Emily Willingham joins the pushback against the linkage between autism and the tragedy in Connecticut:
Empathic ability comes in two forms. One is the social ability to recognize the emotion someone is feeling by following social cues, subtle vocal fluctuations, and other nonverbal communications. Psychopaths, for example, might be quite good at reading people, at applying this cognitive empathy and then possibly exploiting it. Autistic people, on the other hand, generally tend not to be that great at this kind of recognition in non-autistic people. After all, the hallmark of autism is difficulty navigating this territory and registering the meaning of a nonverbal language that is unfamiliar to them. Worth noting, non-autistic people also seem to struggle with reading the nonverbal communication of autistic people. It can also be difficult for autistic people to automatically place themselves situationally in the other person's shoes and intuit the emotion the other person feels, although again, non-autistic people seem to struggle to do this for autistics. Autism does not, however, preclude a person from understanding a clear communication about emotion.
The other form of empathy follows on the recognition of the emotion, whether the message comes through verbally or nonverbally, intuitively or not. That's the form in which you not only can intellectualize the person's emotion but also can internalize and feel what they are feeling, known as emotional empathy. The gap for psychopaths comes in here: They seem to lack this emotional empathy. But whatever deficits autism might carry in terms of recognition, it makes up for in terms of the shared feeling. My experience has been that once an autistic becomes aware of the other person's emotion, the feeling comes without a social construct, naked and in full, unmodulated. Certainly, the expression of their feeling can be more intense. Research shows that people with Asperger's are not that great at cognitive empathy but that their emotional empathy does not differ from people without Asperger's, whereas children with conduct disorder show the reverse pattern.

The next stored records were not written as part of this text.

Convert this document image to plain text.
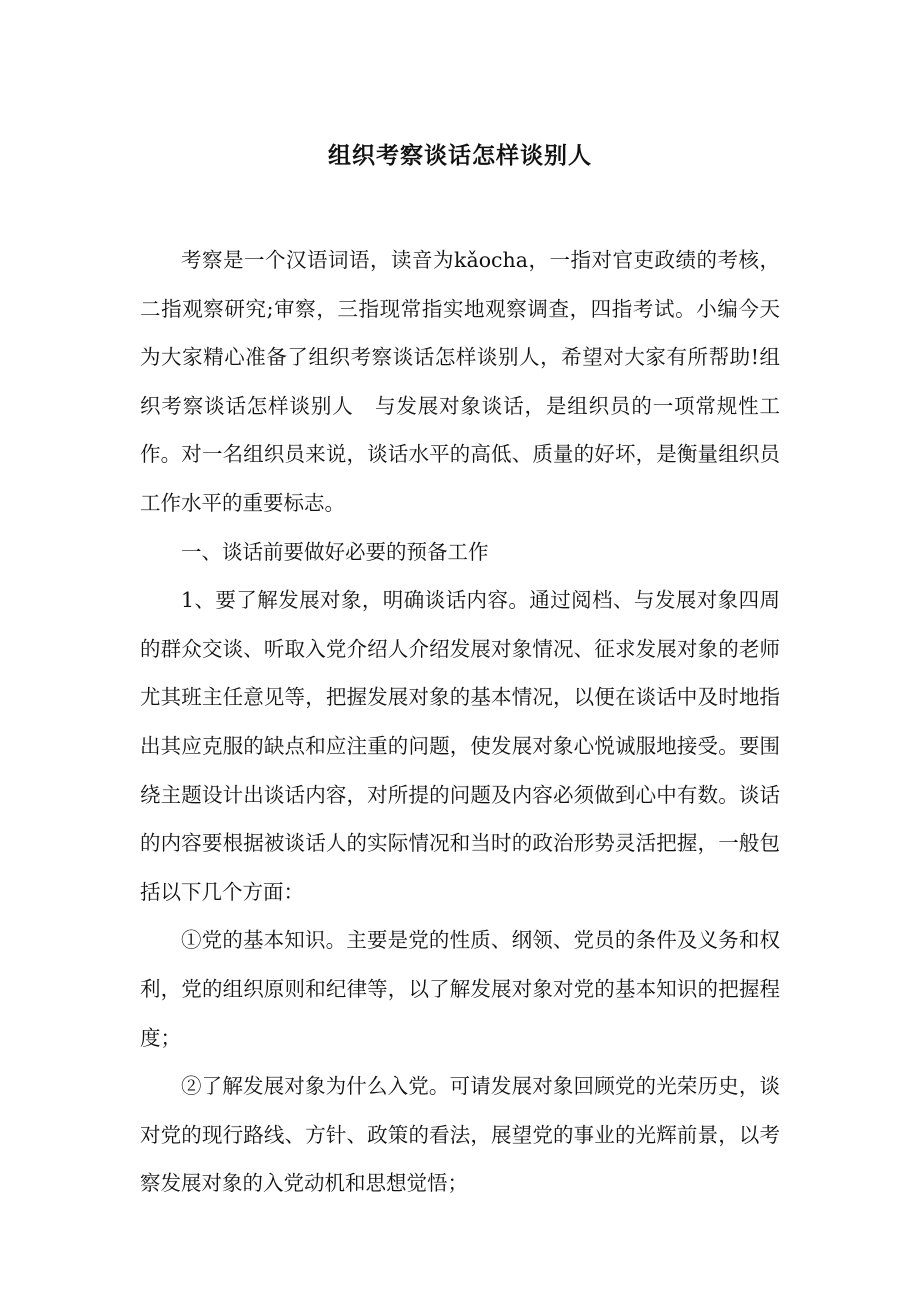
组织考察谈话怎样谈别人

考察是一个汉语词语，读音为kǎocha，一指对官吏政绩的考核，二指观察研究;审察，三指现常指实地观察调查，四指考试。小编今天为大家精心准备了组织考察谈话怎样谈别人，希望对大家有所帮助!组织考察谈话怎样谈别人　与发展对象谈话，是组织员的一项常规性工作。对一名组织员来说，谈话水平的高低、质量的好坏，是衡量组织员工作水平的重要标志。

一、谈话前要做好必要的预备工作

1、要了解发展对象，明确谈话内容。通过阅档、与发展对象四周的群众交谈、听取入党介绍人介绍发展对象情况、征求发展对象的老师尤其班主任意见等，把握发展对象的基本情况，以便在谈话中及时地指出其应克服的缺点和应注重的问题，使发展对象心悦诚服地接受。要围绕主题设计出谈话内容，对所提的问题及内容必须做到心中有数。谈话的内容要根据被谈话人的实际情况和当时的政治形势灵活把握，一般包括以下几个方面：

①党的基本知识。主要是党的性质、纲领、党员的条件及义务和权利，党的组织原则和纪律等，以了解发展对象对党的基本知识的把握程度；

②了解发展对象为什么入党。可请发展对象回顾党的光荣历史，谈对党的现行路线、方针、政策的看法，展望党的事业的光辉前景，以考察发展对象的入党动机和思想觉悟；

Planned, social violence is not a feature of autism. Indeed, autistic people are far more likely to have violence done against them than to do violence to others. No one knows as of this writing what drove the Connecticut shooter to kill 20 children and 7 adults, point blank, although obvious candidates are rage, hate, a huge grudge against humanity, and some triggering event. But if he turns out to have been someone on the spectrum, I'd like to remind everyone that autism is not an explanatory factor in his actions. And that autistic people like my son are fully, fully capable of empathizing with those who were the target of them.At The Atlantic, Gabriella Rosen Kellerman, MD, writes:
Autism is a disorder characterized by difficulty with social interaction and communication, as well as repetitive and restrictive behaviors and interests. It is currently estimated to affect 1 in 88 children born in America. Diagnosis is usually made between ages 2 and 6. While children with severe autism can have violent outbursts, there is no known link between autism and premeditated violence.